Human Figure Tracking Using a Cascade-Based Architecture
Georgia Institute of Technology
Advisor: Dr. James Rehg
January 2004 - May 2005
Human figure tracking is a very important open problem in computer vision because of its wide variety of applications, ranging from security concerns such as surveillance and reconnaissance to historical purposes such as preservation and exploration to creative works such as re-creation of real-life objects on the computer and making computer models depicting human motion (for example in a sports game or a dancing-sequence). Figure tracking refers to the ability of identifying a person in an image or video and being able to follow that person and identify his or her actions throughout subsequent frames. One of the goals of this project is also to eventually be able to describe a video's content automatically, thus making it easy to index and search through large databases of video data quickly and efficiently, much as Google allows us to do today for text data.
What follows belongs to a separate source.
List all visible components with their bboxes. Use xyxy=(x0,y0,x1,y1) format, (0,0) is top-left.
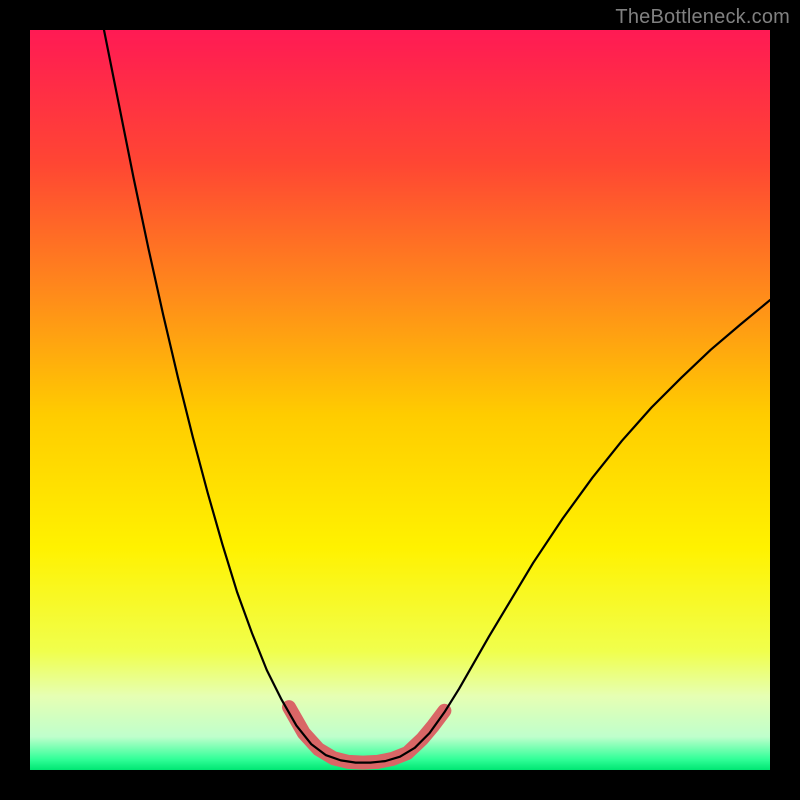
watermark-text: TheBottleneck.com xyxy=(615,6,790,29)
bottleneck-chart xyxy=(30,30,770,770)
As a first step towards this goal, my research at Georgia Tech is focused on building an extremely effective detector for a human arm. Although a variety of limb detectors currently exist, they are of rather poor quality, frequently losing track of the limb they are tracking in addition to being rather slow procedures. We hope to build a much better detector based on principles developed in papers [1], [2], and [3]. This cascade-based architecture offers many advantages over previous techniques, as it is a very fast method (face detection implemented using this system can be performed at real-time speeds). It will also hopefully be a more robust method due to its reliance not on kinematic models (which suffer from the problems mentioned above), but only image data from pairs of frames.
My role in this project has been to generate training data to improve the quality of our detector (since it this is a supervised learning problem, the quality of the results is directly dependant on the quality of our labelled input data). There are two main aspects to this: generating positive, labelled data (i.e. data containing an arm in it, with the arm labelled somehow), and negative data (i.e. data which does not contain an arm in it).
The negative data is much easier to generate because it does not have to be labelled. However, the requirement that it not contain human arms makes it somewhat challenging to find large amounts of data, since most videos focus on humans and thus contain arms in them. Therefore, I first obtained data from various video sources that did not contain humans in them, removing any human portions by hand.
The much more challenging problem is labelling data containing arms. My first approach consisted of generating this data using a 3D animation software package named Poser. This software is tailored specifically towards modelling and animating human figures, and thus allowed me very easily to create a variety of videos of different people walking in different ways. Creating a camera that was then "attached" to the arm, I could create videos in which the arm stayed constant in each video frame and the rest of the body and background moved behind it. In this way, the data was easily labelled, and we obtained some promising results using this method.
However, a major problem we've encountered with using this approach is that the positive training data doesn't accurately represent the types of test data we will face, since the training data looks "animated" and test data will consist of real people. Therefore, there is a strong need to get real data and label it automatically (because manually labelling video data frame-by-frame is a very time-consuming and labor-intensive process). To do this, we are exploiting the use of a motion-capture (mocap) lab that Georgia Tech has access to. The basic idea is to attach motion capture balls to an actor who can then move in various ways, while being recorded by a video camera as well as the mocap system. Once a synchronization and calibration between the video data and the mocap data can be obtained, the location of the markers on the person could be used to automatically label the portion of the arm that we wish to use for training data. This method, once, working, would allow easy creation of custom training data for the limb detector, enabling us to quickly improve the detector by taking various training videos depending on what aspects we wish to teach the detector (i.e. different backgrounds, different people, different clothing, different actions, etc.).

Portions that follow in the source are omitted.